Hij is de enige die dit in de gaten heeft. Hij weet al snel precies wat er gaat gebeuren, welke mensen hij zal ontmoeten, wat ze zullen zeggen. Hij gaat daar gebruik van maken om vrouwen in zijn bed te krijgen of om een bank te beroven. Maar ook dat gaat vervelen, en als diezelfde dag voor de vijftigste keer begint wordt hij zo depressief en wanhopig dat hij een einde aan zijn leven maakt. Maar ook de dood is geen oplossing, want hoe dood hij ook is, elke dag wordt hij opnieuw wakker en moet hij opnieuw zijn dag door. Tot hij het op een dag anders gaat doen. Hij wordt vriendelijker en gaat mensen helpen. Hij probeert nieuwe dingen te leren. Hij heeft een lange weg te gaan. Honderden dagen zit hij nog opgesloten in zijn ene dag. Maar als hij dan uiteindelijk een beter mens geworden is en in staat is echt liefde te tonen, wordt de ban gebroken en breekt voor hem een nieuwe dag aan.
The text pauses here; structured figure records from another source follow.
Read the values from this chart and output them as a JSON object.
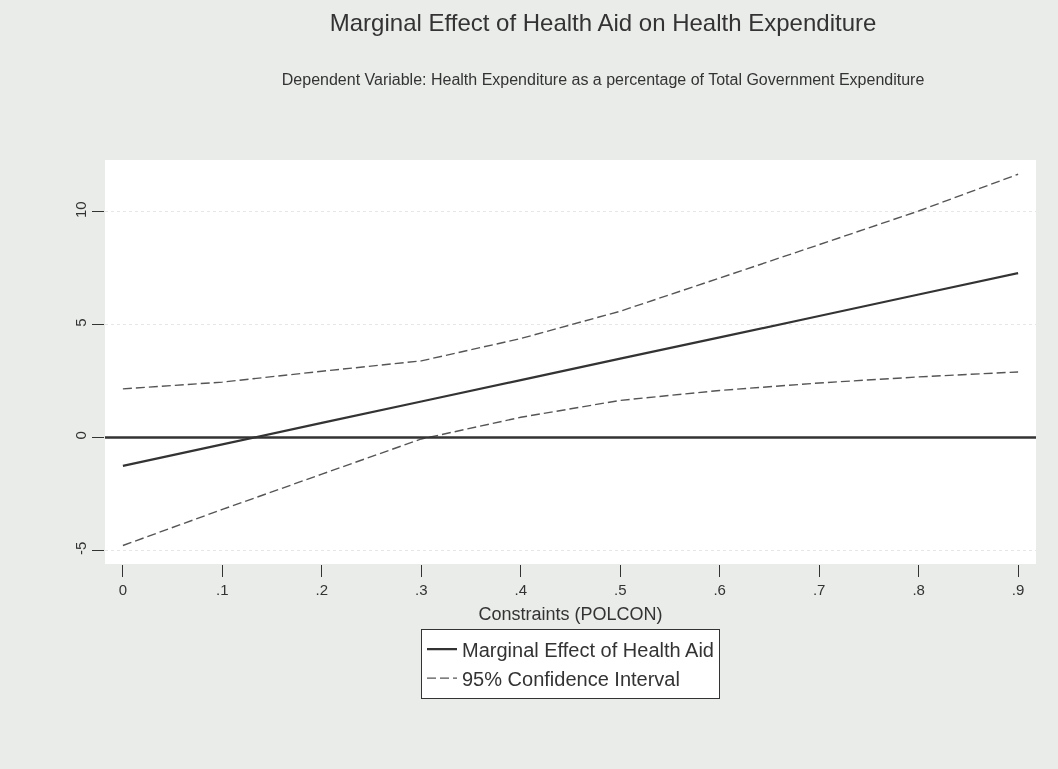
{
  "chart_data": {
    "type": "line",
    "title": "Marginal Effect of Health Aid on Health Expenditure",
    "subtitle": "Dependent Variable: Health Expenditure as a percentage of Total Government Expenditure",
    "xlabel": "Constraints (POLCON)",
    "x": [
      0,
      0.1,
      0.2,
      0.3,
      0.4,
      0.5,
      0.6,
      0.7,
      0.8,
      0.9
    ],
    "series": [
      {
        "name": "Marginal Effect of Health Aid",
        "color": "#333333",
        "line_style": "solid",
        "values": [
          -1.25,
          -0.3,
          0.65,
          1.6,
          2.55,
          3.5,
          4.44,
          5.39,
          6.34,
          7.29
        ]
      },
      {
        "name": "95% Confidence Interval",
        "color": "#555555",
        "line_style": "dashed",
        "values": [
          2.16,
          2.46,
          2.94,
          3.4,
          4.39,
          5.6,
          7.07,
          8.55,
          10.04,
          11.67
        ]
      },
      {
        "color": "#555555",
        "line_style": "dashed",
        "values": [
          -4.78,
          -3.18,
          -1.62,
          -0.06,
          0.9,
          1.65,
          2.09,
          2.42,
          2.69,
          2.91
        ]
      }
    ],
    "ref_lines": [
      {
        "axis": "y",
        "value": 0,
        "color": "#333333",
        "line_style": "solid"
      }
    ],
    "xlim": [
      -0.018,
      0.918
    ],
    "xticks": [
      {
        "value": 0,
        "label": "0"
      },
      {
        "value": 0.1,
        "label": ".1"
      },
      {
        "value": 0.2,
        "label": ".2"
      },
      {
        "value": 0.3,
        "label": ".3"
      },
      {
        "value": 0.4,
        "label": ".4"
      },
      {
        "value": 0.5,
        "label": ".5"
      },
      {
        "value": 0.6,
        "label": ".6"
      },
      {
        "value": 0.7,
        "label": ".7"
      },
      {
        "value": 0.8,
        "label": ".8"
      },
      {
        "value": 0.9,
        "label": ".9"
      }
    ],
    "ylim": [
      -5.6,
      12.3
    ],
    "yticks": [
      -5,
      0,
      5,
      10
    ],
    "grid": "y",
    "legend": "bottom",
    "marker": "none"
  }
}
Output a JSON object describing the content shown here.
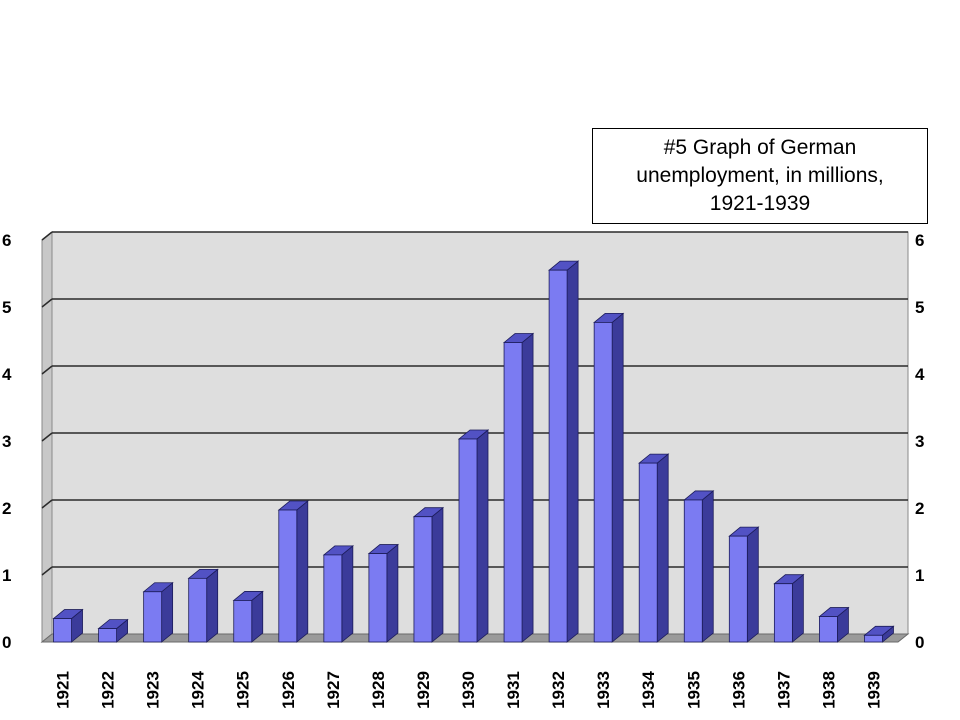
{
  "title": "#5 Graph of German unemployment, in millions, 1921-1939",
  "colors": {
    "bar_front": "#7b7bf2",
    "bar_side": "#3b3b9a",
    "bar_top": "#5252c4",
    "plot_bg": "#dedede",
    "gridline": "#2a2a2a"
  },
  "chart_data": {
    "type": "bar",
    "title": "#5 Graph of German unemployment, in millions, 1921-1939",
    "categories": [
      "1921",
      "1922",
      "1923",
      "1924",
      "1925",
      "1926",
      "1927",
      "1928",
      "1929",
      "1930",
      "1931",
      "1932",
      "1933",
      "1934",
      "1935",
      "1936",
      "1937",
      "1938",
      "1939"
    ],
    "values": [
      0.35,
      0.2,
      0.75,
      0.95,
      0.62,
      1.97,
      1.3,
      1.32,
      1.87,
      3.03,
      4.47,
      5.55,
      4.77,
      2.67,
      2.12,
      1.58,
      0.87,
      0.38,
      0.1
    ],
    "ylim": [
      0,
      6
    ],
    "yticks": [
      "0",
      "1",
      "2",
      "3",
      "4",
      "5",
      "6"
    ],
    "y_tick_labels_partially_visible": true,
    "grid": true,
    "bar_style": "3d",
    "legend": "none"
  }
}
De film is een diep christelijk sprookje. Het is een verhaal over een mens die leert om een nieuwe schepping te worden. Hij wordt een beter mens, een mens die leert om lief te hebben. Om die nieuwe schepping te worden moet een mens vooral heel veel afleren. Zijn trots en egoïsme moeten sterven. Hij moet zichzelf aanpakken: uit zijn veilige afstandelijkheid stappen en liefde van anderen toelaten in zijn leven. Maar dan wordt het ook wat. Dan wordt hij een ander mens, een nieuwe schepping, en gaat er een nieuwe wereld en een nieuwe dag voor hem open.

Je wordt geen nieuwe schepping, zonder dat er ook iets bij je sterft. Daarom bestaat er voor Paulus een direct verband tussen de nieuwe schepping die je worden kan en het kruis. Voordat jij een nieuwe schepping wordt moet er het één en ander bij je doodgaan: je schamperheid, je concentratie alleen op jezelf (of op je eigen organisatie), je ongeloof in verbondenheid met anderen. Dat is niet makkelijk, daarin moet je jezelf onder handen nemen. Voordat jij een nieuwe schepping wordt, moeten er dingen bij je sterven, als was het alsof jijzelf gekruisigd werd. Dat kan je ook iets vriendelijker zeggen. Dan zeg je: je moet ruimte maken, oude zaken en patronen opruimen, zodat er iets nieuws kan ontstaan.

In afbeeldingen van het kruis zie je vaak plaatjes van een kruis waar ranken uit komen, bloemen ontspringen er aan. Het kruis bloeit, het geeft leven, het draagt vrucht.

Waar jij je pantser van onverschilligheid en arrogantie aflegt, ontstaat nieuw leven. Waar je je kwetsbaarheid durft te laten zien, ontstaat verbondenheid. Waar je niet begint te rekenen vanuit macht en gewoonte, maar vanuit wat nodig is en rechtvaardig, daar gaat alles zingen.

Het kruis is de bekentenis, dat je met lege handen staat. Het is de gelukzalige opluchting, dat alles wat zichzelf in deze wereld zo op zijn borst slaat, alles wat zich hoog verheft, dat dat niks voorstelt. Daar zit geen leven in. Hier niet, straks niet, bij God niet, nooit niet.

Het kruis is de bloem in je leven. Het is de bloem van Christus die in je bloeit. Het is een bloem die je mooi maakt, zodat je gaat stralen. Het maakt je vruchtbaar, honderd-, duizendvoud.

Dat is de enige realiteit in ons leven. Al het andere is……niets.